After that, I had a double mastectomy. During the surgery they found that I actually had two different types of breast cancer and removed 20 lymph notes. As a result, I was left with lymphedma in my left arm which is why I always wear a compression sleeve when I ride at FLY. Exercise actually helps move the fluid around, especially when I wear my sleeve.

I went through chemo and radiation while teaching pre-school as much as I could. The Puget Sound Business Journal did a small series about chronicling me working with cancer at the time. (I was somehow very fortunate to be paired with a breast cancer survivor as a co-teacher that year, which is just a stroke of fate).

The mastectomy is never the end. I’ve since had two reconstructive surgeries. With all the recovery time, I had to take a break from Flywheel, but when I was healed, the stadium was the first place I turned.

3. How has Flywheel positively impacted your journey?

Flywheel has been huge for me. It is always different and always motivating. The set-up of the stadium allows me to work out with others while focusing on my own personal goals. I feel strong after class, and I absolutely love that I can track my progress with the TorqBoard and the stats on the app. I keep coming back.

 4. Why do you feel fitness is so important when going through a health-related issue? 
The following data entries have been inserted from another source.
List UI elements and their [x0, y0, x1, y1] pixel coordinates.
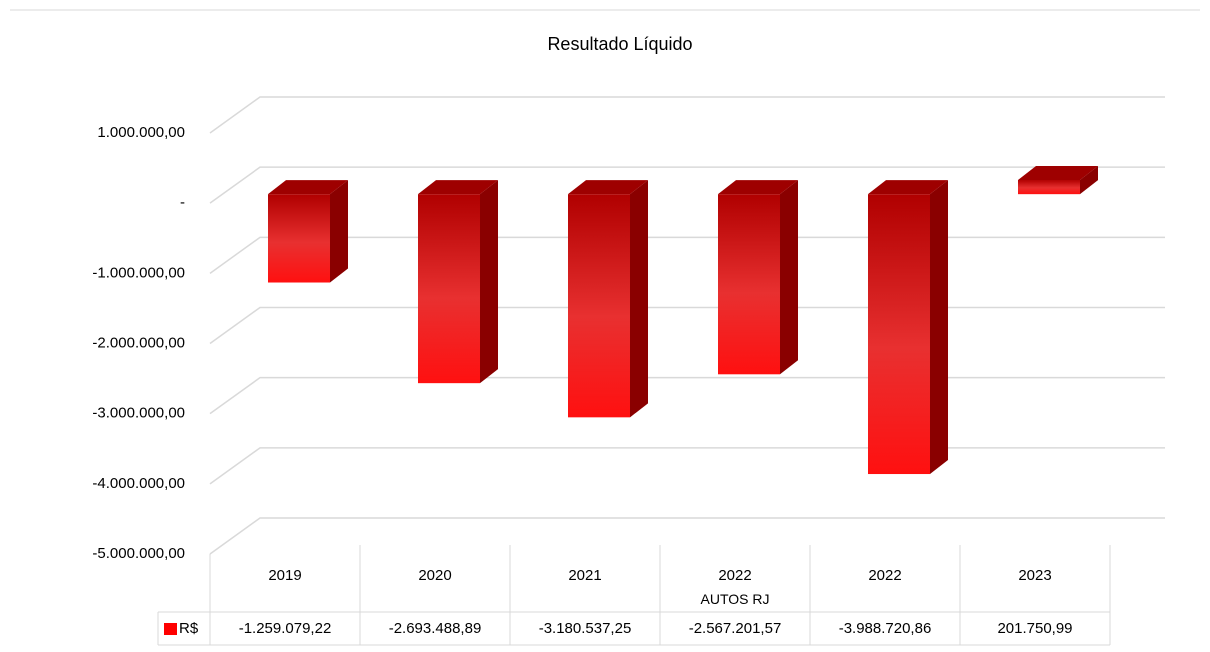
x-tick-label: 2019 — [268, 567, 301, 584]
bar-top — [868, 180, 948, 195]
y-tick-label: -5.000.000,00 — [92, 545, 185, 562]
grid-line — [209, 236, 1165, 274]
legend-key — [164, 623, 177, 635]
bar — [718, 194, 780, 375]
x-tick-label: 2020 — [418, 567, 451, 584]
data-table-value: -2.567.201,57 — [689, 620, 782, 637]
bar — [1018, 180, 1080, 195]
legend-label: R$ — [179, 620, 199, 637]
bar-side — [1080, 166, 1098, 195]
bar-side — [480, 180, 498, 384]
y-tick-label: -3.000.000,00 — [92, 405, 185, 422]
bar-side — [780, 180, 798, 375]
bar-side — [630, 180, 648, 418]
y-tick-label: 1.000.000,00 — [97, 124, 185, 141]
x-tick-label: 2023 — [1018, 567, 1051, 584]
y-tick-label: -2.000.000,00 — [92, 334, 185, 351]
x-tick-label: 2022 — [868, 567, 901, 584]
chart-title: Resultado Líquido — [547, 34, 692, 54]
data-table-value: 201.750,99 — [997, 620, 1072, 637]
bar — [268, 194, 330, 283]
data-table-value: -1.259.079,22 — [239, 620, 332, 637]
bar-top — [418, 180, 498, 195]
grid-line — [209, 166, 1165, 204]
x-tick-label: 2021 — [568, 567, 601, 584]
grid-line — [209, 96, 1165, 134]
bar-side — [330, 180, 348, 283]
grid-line — [209, 517, 1165, 555]
x-tick-label: 2022 AUTOS RJ — [701, 567, 770, 607]
bar — [418, 194, 480, 384]
data-table-value: -3.988.720,86 — [839, 620, 932, 637]
data-table-value: -2.693.488,89 — [389, 620, 482, 637]
data-table-value: -3.180.537,25 — [539, 620, 632, 637]
bar — [568, 194, 630, 418]
bar-top — [568, 180, 648, 195]
bar — [868, 194, 930, 475]
bar-side — [930, 180, 948, 475]
grid-line — [209, 447, 1165, 485]
bar-top — [718, 180, 798, 195]
y-tick-label: - — [180, 194, 185, 211]
y-tick-label: -1.000.000,00 — [92, 264, 185, 281]
y-tick-label: -4.000.000,00 — [92, 475, 185, 492]
grid-line — [209, 376, 1165, 415]
grid-line — [209, 306, 1165, 345]
bar-top — [1018, 166, 1098, 181]
bar-top — [268, 180, 348, 195]
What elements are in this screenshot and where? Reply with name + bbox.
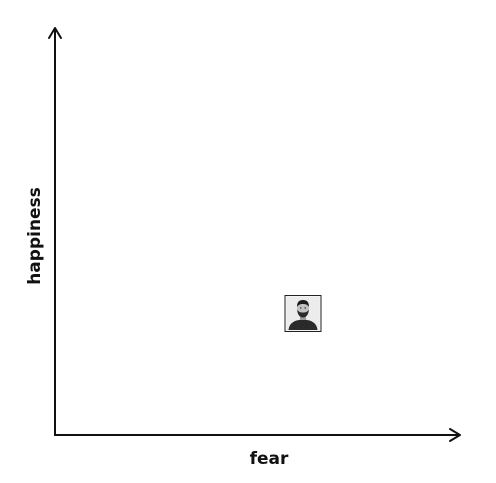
hair-shape: [297, 300, 309, 307]
person-icon: [288, 300, 318, 330]
beard-shape: [297, 309, 309, 318]
shirt-shape: [288, 319, 318, 330]
x-axis-label: fear: [250, 449, 289, 469]
points-layer: [284, 295, 322, 332]
y-axis-label: happiness: [25, 187, 45, 285]
x-axis: [54, 428, 461, 442]
eye-right: [304, 307, 306, 309]
y-axis-arrowhead: [48, 27, 62, 39]
y-axis: [48, 27, 62, 436]
eye-left: [300, 307, 302, 309]
x-axis-arrowhead: [449, 428, 461, 442]
data-point: [284, 295, 322, 332]
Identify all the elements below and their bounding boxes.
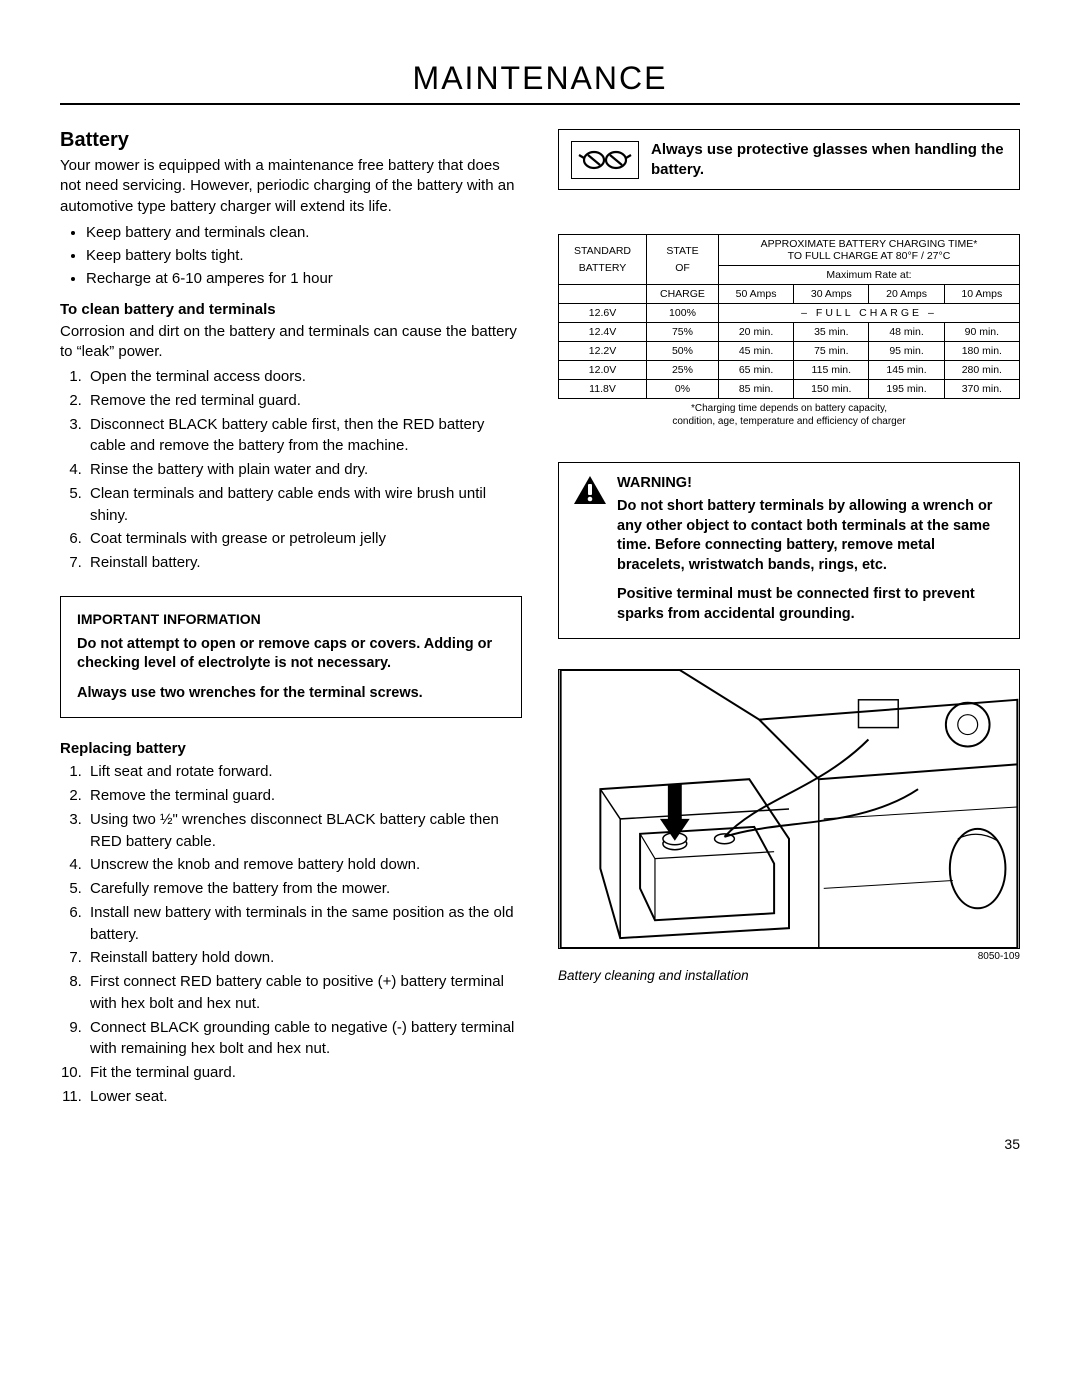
list-item: Install new battery with terminals in th…: [86, 902, 522, 946]
list-item: Fit the terminal guard.: [86, 1062, 522, 1084]
illustration-ref: 8050-109: [558, 951, 1020, 962]
list-item: Remove the red terminal guard.: [86, 390, 522, 412]
table-row: 12.4V 75% 20 min. 35 min. 48 min. 90 min…: [559, 323, 1020, 342]
cell: 50%: [647, 342, 719, 361]
cell-full: – FULL CHARGE –: [718, 304, 1019, 323]
th-battery: BATTERY: [579, 262, 626, 274]
cell: 35 min.: [794, 323, 869, 342]
list-item: Using two ½" wrenches disconnect BLACK b…: [86, 809, 522, 853]
replace-heading: Replacing battery: [60, 740, 522, 757]
cell: 12.4V: [559, 323, 647, 342]
table-row: 11.8V 0% 85 min. 150 min. 195 min. 370 m…: [559, 380, 1020, 399]
battery-illustration: [558, 669, 1020, 949]
th-rate: 50 Amps: [718, 285, 793, 304]
cell: 85 min.: [718, 380, 793, 399]
cell: 25%: [647, 361, 719, 380]
cell: 180 min.: [944, 342, 1019, 361]
list-item: Clean terminals and battery cable ends w…: [86, 483, 522, 527]
cell: 65 min.: [718, 361, 793, 380]
clean-steps: Open the terminal access doors. Remove t…: [86, 366, 522, 574]
list-item: Disconnect BLACK battery cable first, th…: [86, 414, 522, 458]
cell: 0%: [647, 380, 719, 399]
cell: 370 min.: [944, 380, 1019, 399]
cell: 195 min.: [869, 380, 944, 399]
clean-intro: Corrosion and dirt on the battery and te…: [60, 322, 522, 363]
cell: 100%: [647, 304, 719, 323]
charging-table: STANDARD BATTERY STATE OF APPROXIMATE BATT…: [558, 234, 1020, 399]
important-info-p2: Always use two wrenches for the terminal…: [77, 684, 505, 704]
cell: 115 min.: [794, 361, 869, 380]
illustration-caption: Battery cleaning and installation: [558, 968, 1020, 983]
important-info-box: IMPORTANT INFORMATION Do not attempt to …: [60, 596, 522, 719]
th-charge: CHARGE: [647, 285, 719, 304]
replace-steps: Lift seat and rotate forward. Remove the…: [86, 761, 522, 1107]
bullet-item: Keep battery and terminals clean.: [86, 221, 522, 244]
cell: 75 min.: [794, 342, 869, 361]
cell: 45 min.: [718, 342, 793, 361]
cell: 145 min.: [869, 361, 944, 380]
list-item: Reinstall battery.: [86, 552, 522, 574]
glasses-icon-frame: [571, 141, 639, 179]
glasses-icon: [578, 148, 632, 172]
warning-p1: Do not short battery terminals by allowi…: [617, 497, 1005, 575]
list-item: Open the terminal access doors.: [86, 366, 522, 388]
page-number: 35: [60, 1136, 1020, 1152]
important-info-title: IMPORTANT INFORMATION: [77, 611, 505, 627]
list-item: Unscrew the knob and remove battery hold…: [86, 854, 522, 876]
th-approx: APPROXIMATE BATTERY CHARGING TIME* TO FU…: [718, 235, 1019, 266]
th-maxrate: Maximum Rate at:: [718, 266, 1019, 285]
th-of: OF: [675, 262, 690, 274]
cell: 11.8V: [559, 380, 647, 399]
left-column: Battery Your mower is equipped with a ma…: [60, 129, 522, 1110]
battery-heading: Battery: [60, 129, 522, 152]
glasses-callout: Always use protective glasses when handl…: [558, 129, 1020, 190]
table-footnote: *Charging time depends on battery capaci…: [558, 403, 1020, 428]
th-state: STATE: [666, 245, 698, 257]
th-rate: 20 Amps: [869, 285, 944, 304]
warning-box: WARNING! Do not short battery terminals …: [558, 462, 1020, 639]
list-item: Rinse the battery with plain water and d…: [86, 459, 522, 481]
cell: 12.2V: [559, 342, 647, 361]
battery-bullets: Keep battery and terminals clean. Keep b…: [86, 221, 522, 291]
cell: 20 min.: [718, 323, 793, 342]
table-row: 12.0V 25% 65 min. 115 min. 145 min. 280 …: [559, 361, 1020, 380]
warning-p2: Positive terminal must be connected firs…: [617, 585, 1005, 624]
th-standard: STANDARD: [574, 245, 631, 257]
cell: 12.0V: [559, 361, 647, 380]
cell: 95 min.: [869, 342, 944, 361]
important-info-p1: Do not attempt to open or remove caps or…: [77, 635, 505, 674]
warning-icon: [573, 475, 607, 505]
cell: 150 min.: [794, 380, 869, 399]
list-item: Carefully remove the battery from the mo…: [86, 878, 522, 900]
battery-intro: Your mower is equipped with a maintenanc…: [60, 156, 522, 217]
content-columns: Battery Your mower is equipped with a ma…: [60, 129, 1020, 1110]
list-item: Connect BLACK grounding cable to negativ…: [86, 1017, 522, 1061]
right-column: Always use protective glasses when handl…: [558, 129, 1020, 1110]
clean-heading: To clean battery and terminals: [60, 301, 522, 318]
glasses-text: Always use protective glasses when handl…: [651, 140, 1007, 179]
th-rate: 30 Amps: [794, 285, 869, 304]
battery-diagram-svg: [559, 670, 1019, 948]
list-item: Reinstall battery hold down.: [86, 947, 522, 969]
cell: 48 min.: [869, 323, 944, 342]
list-item: Lower seat.: [86, 1086, 522, 1108]
list-item: First connect RED battery cable to posit…: [86, 971, 522, 1015]
cell: 12.6V: [559, 304, 647, 323]
table-row: 12.2V 50% 45 min. 75 min. 95 min. 180 mi…: [559, 342, 1020, 361]
bullet-item: Keep battery bolts tight.: [86, 244, 522, 267]
cell: 90 min.: [944, 323, 1019, 342]
cell: 75%: [647, 323, 719, 342]
cell: 280 min.: [944, 361, 1019, 380]
warning-title: WARNING!: [617, 475, 1005, 491]
list-item: Lift seat and rotate forward.: [86, 761, 522, 783]
list-item: Coat terminals with grease or petroleum …: [86, 528, 522, 550]
list-item: Remove the terminal guard.: [86, 785, 522, 807]
th-rate: 10 Amps: [944, 285, 1019, 304]
page-title: MAINTENANCE: [60, 60, 1020, 105]
table-row: 12.6V 100% – FULL CHARGE –: [559, 304, 1020, 323]
bullet-item: Recharge at 6-10 amperes for 1 hour: [86, 267, 522, 290]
 When I was diagnosed, working out was not a priority. But I knew that the diagnosis was a huge red flag for where I had let myself get health-wise. I was sitting way more than I should and my diet was not great.
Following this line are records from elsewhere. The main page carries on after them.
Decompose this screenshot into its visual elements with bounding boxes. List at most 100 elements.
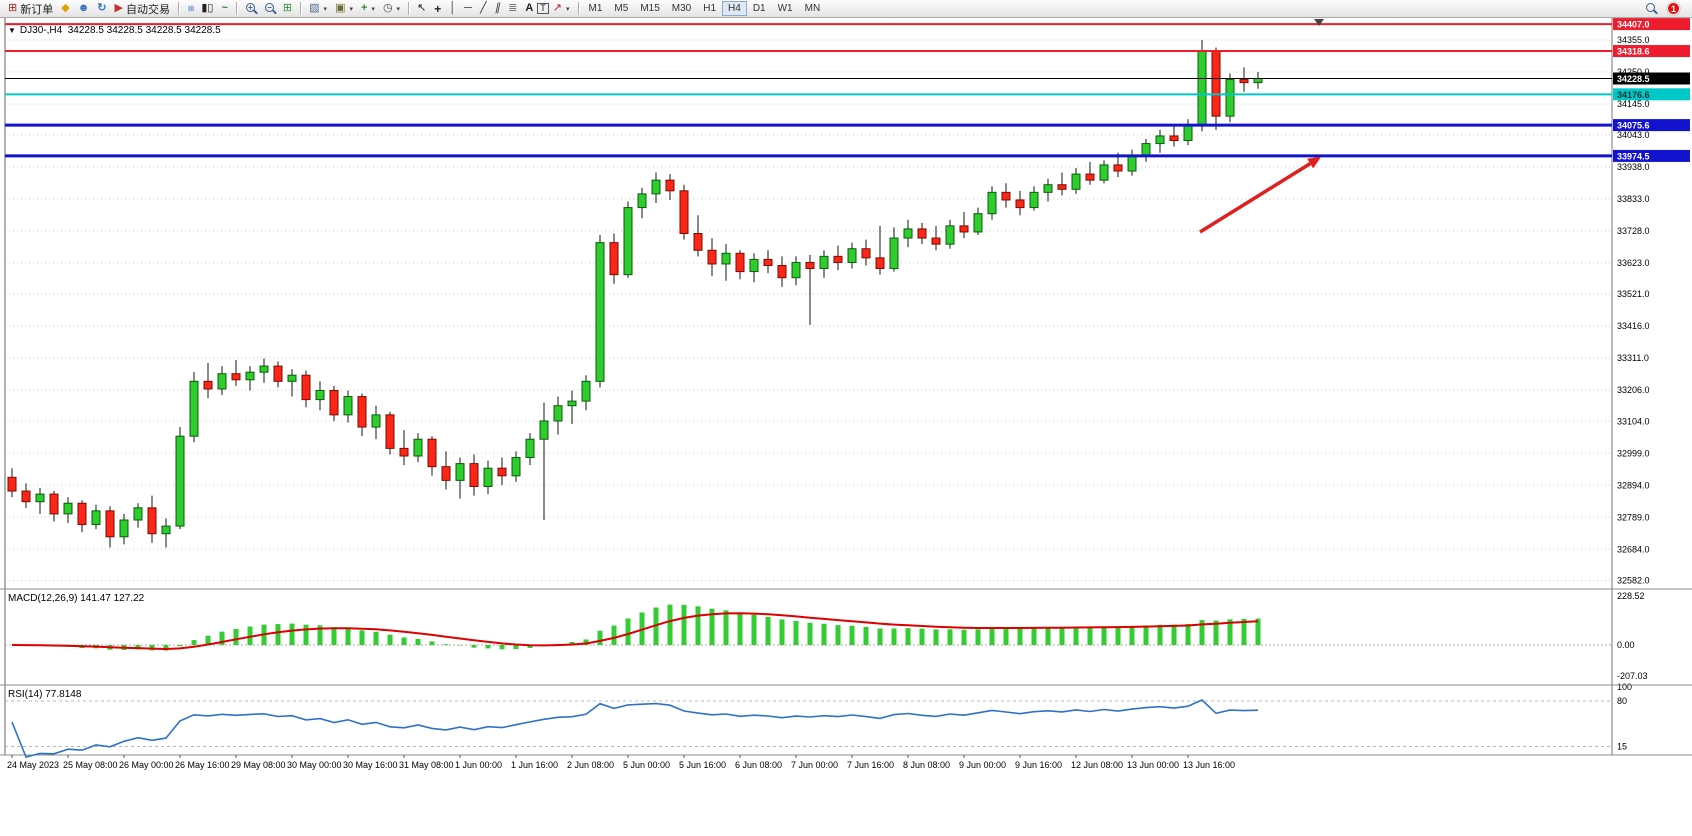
timeframe-w1[interactable]: W1: [777, 3, 793, 14]
svg-text:9 Jun 00:00: 9 Jun 00:00: [959, 760, 1006, 770]
zoom-out-icon[interactable]: −: [264, 2, 274, 12]
svg-text:29 May 08:00: 29 May 08:00: [231, 760, 286, 770]
line-chart-type-icon[interactable]: ~: [221, 2, 228, 14]
svg-text:33623.0: 33623.0: [1617, 258, 1650, 268]
indicators-icon: +: [360, 2, 368, 14]
arrows-tool-button[interactable]: ↗ ▾: [549, 1, 574, 17]
horizontal-line-icon[interactable]: ─: [464, 2, 472, 14]
svg-text:6 Jun 08:00: 6 Jun 08:00: [735, 760, 782, 770]
svg-text:26 May 00:00: 26 May 00:00: [119, 760, 174, 770]
svg-text:5 Jun 16:00: 5 Jun 16:00: [679, 760, 726, 770]
new-order-button[interactable]: ⊞ 新订单: [4, 1, 57, 17]
timeframe-m30[interactable]: M30: [671, 3, 692, 14]
timeframe-m5[interactable]: M5: [614, 3, 629, 14]
autotrading-button[interactable]: ▶ 自动交易: [110, 1, 173, 17]
svg-text:34407.0: 34407.0: [1617, 20, 1650, 30]
svg-text:1 Jun 16:00: 1 Jun 16:00: [511, 760, 558, 770]
svg-text:33728.0: 33728.0: [1617, 226, 1650, 236]
chart-window[interactable]: 34355.0 34250.0 34145.0 34043.0 33938.0 33833…: [0, 18, 1692, 836]
search-icon[interactable]: [1646, 3, 1655, 12]
symbol-dropdown-icon[interactable]: ▼: [8, 26, 16, 35]
svg-text:33416.0: 33416.0: [1617, 321, 1650, 331]
svg-text:33833.0: 33833.0: [1617, 194, 1650, 204]
svg-text:0.00: 0.00: [1617, 640, 1635, 650]
period-clock-button[interactable]: ◷ ▾: [379, 1, 404, 17]
svg-text:15: 15: [1617, 742, 1627, 752]
timeframe-mn[interactable]: MN: [804, 3, 821, 14]
indicators-button[interactable]: + ▾: [357, 1, 379, 17]
tile-windows-icon[interactable]: ⊞: [282, 2, 293, 14]
timeframe-d1[interactable]: D1: [752, 3, 766, 14]
svg-text:80: 80: [1617, 696, 1627, 706]
timeframe-h1[interactable]: H1: [703, 3, 717, 14]
price-badge-34407.0: [1613, 18, 1690, 31]
timeframe-m15[interactable]: M15: [640, 3, 660, 14]
candlestick-type-icon[interactable]: ▮▯: [201, 2, 214, 14]
svg-text:34043.0: 34043.0: [1617, 130, 1650, 140]
price-chart-canvas[interactable]: 34355.0 34250.0 34145.0 34043.0 33938.0 33833…: [0, 18, 1692, 836]
svg-text:32999.0: 32999.0: [1617, 448, 1650, 458]
svg-text:1 Jun 00:00: 1 Jun 00:00: [455, 760, 502, 770]
clock-icon: ◷: [382, 2, 393, 14]
svg-text:5 Jun 00:00: 5 Jun 00:00: [623, 760, 670, 770]
new-chart-button[interactable]: ▧ ▾: [305, 1, 331, 17]
toolbar-separator: [577, 2, 579, 15]
svg-text:24 May 2023: 24 May 2023: [7, 760, 59, 770]
arrows-tool-icon: ↗: [552, 2, 562, 14]
price-badge-33974.5: [1613, 149, 1690, 162]
timeframe-m1[interactable]: M1: [588, 3, 603, 14]
svg-text:34176.6: 34176.6: [1617, 90, 1650, 100]
trend-arrow-annotation[interactable]: [1199, 156, 1322, 234]
trendline-icon[interactable]: ╱: [479, 2, 487, 14]
svg-text:13 Jun 00:00: 13 Jun 00:00: [1127, 760, 1179, 770]
hline-objects[interactable]: [5, 23, 1612, 158]
svg-text:32684.0: 32684.0: [1617, 544, 1650, 554]
cursor-icon[interactable]: ↖: [417, 2, 427, 14]
timeframe-h4[interactable]: H4: [722, 1, 747, 16]
svg-text:33311.0: 33311.0: [1617, 353, 1649, 363]
toolbar-separator: [235, 2, 237, 15]
profiles-button[interactable]: ▣ ▾: [331, 1, 357, 17]
svg-text:7 Jun 00:00: 7 Jun 00:00: [791, 760, 838, 770]
community-icon[interactable]: ☻: [77, 2, 90, 14]
svg-text:34228.5: 34228.5: [1617, 74, 1650, 84]
svg-text:25 May 08:00: 25 May 08:00: [63, 760, 118, 770]
pane-separators: [0, 588, 1692, 756]
text-tool-icon[interactable]: A: [525, 2, 534, 14]
rsi-label: RSI(14) 77.8148: [8, 689, 82, 700]
macd-signal-line: [11, 612, 1259, 651]
text-label-tool-icon[interactable]: T: [537, 2, 549, 15]
equidistant-channel-icon[interactable]: ∥: [493, 2, 502, 14]
autotrading-icon: ▶: [114, 2, 123, 14]
symbol-label: ▼ DJ30-,H4 34228.5 34228.5 34228.5 34228.…: [8, 25, 221, 36]
zoom-out-sign: −: [267, 2, 272, 12]
svg-text:34355.0: 34355.0: [1617, 35, 1650, 45]
bar-chart-type-icon[interactable]: ≡: [184, 5, 197, 12]
ohlc-values: 34228.5 34228.5 34228.5 34228.5: [67, 25, 221, 36]
chart-shift-marker[interactable]: [1314, 19, 1324, 26]
toolbar-separator: [300, 2, 302, 15]
svg-text:33938.0: 33938.0: [1617, 162, 1650, 172]
notification-badge[interactable]: 1: [1667, 2, 1680, 15]
vertical-line-icon[interactable]: │: [449, 2, 457, 14]
toolbar-separator: [177, 2, 179, 15]
refresh-icon[interactable]: ↻: [97, 2, 107, 14]
svg-text:7 Jun 16:00: 7 Jun 16:00: [847, 760, 894, 770]
svg-text:34145.0: 34145.0: [1617, 99, 1650, 109]
crosshair-icon[interactable]: +: [434, 1, 442, 16]
rsi-line: [11, 699, 1259, 758]
caret-down-icon: ▾: [323, 5, 328, 13]
fibonacci-icon[interactable]: ≣: [508, 2, 518, 14]
caret-down-icon: ▾: [349, 5, 353, 13]
mql5-icon[interactable]: ◆: [61, 2, 70, 14]
svg-text:26 May 16:00: 26 May 16:00: [175, 760, 230, 770]
profiles-icon: ▣: [335, 2, 346, 14]
time-axis: 24 May 2023 25 May 08:00 26 May 00:00 26 Ma…: [7, 755, 1235, 770]
caret-down-icon: ▾: [371, 5, 375, 13]
svg-text:32582.0: 32582.0: [1617, 575, 1650, 585]
svg-text:32789.0: 32789.0: [1617, 512, 1650, 522]
svg-text:12 Jun 08:00: 12 Jun 08:00: [1071, 760, 1123, 770]
svg-text:13 Jun 16:00: 13 Jun 16:00: [1183, 760, 1235, 770]
zoom-in-icon[interactable]: +: [245, 2, 255, 12]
During treatment, I tried to take occasional walks and keep my body moving. After treatment, I had lost a lot of muscle and strength in my chest and arms, so even doing gentle yoga was a struggle at first. But it was also a first step toward being able to push my body to do bigger and better things.

Not only that, but when you are moving your body, your mind becomes strong and that might be the greatest benefit.

5. At Flywheel, we’re proud to have a strong community of riders, staff, and instructors – how has the Seattle FLYfam supported you?

The Flywheel Seattle staff is always great. When you walk into the studio, everyone seems happy and excited to be there! I also love how personable everyone is and if I ever need to adjust my ride because of a health issue, the staff is more than accommodating, and helps me have the best ride that I can.

6. What’s one thing you’d like to tell others who may be impacted by breast cancer, either directly or indirectly? 

It sucks, but you take your diagnosis and you push forward because in a split second it seems as if living becomes a choice. No one’s story is the same as the person sitting next to you, but it is your story and you get to choose what adventures comes next. 

7. Tell us more about the BCA charity that you support.

The Young Survival Coalition has been there for me from the get-go. It supports women who were diagnosed with breast cancer before the age of 40.  These are women, who – on top of cancer – have to navigate careers, families, dating, and social circles, while also dealing with appearance changes, the loss of a breast or breasts, burnt skin, weird side effects, and a new definition of self. It is so cool that through something awful, I am able to participate in something that I love (Flywheel) and that this private ride is donating to an organization that helps so many young women facing breast cancer!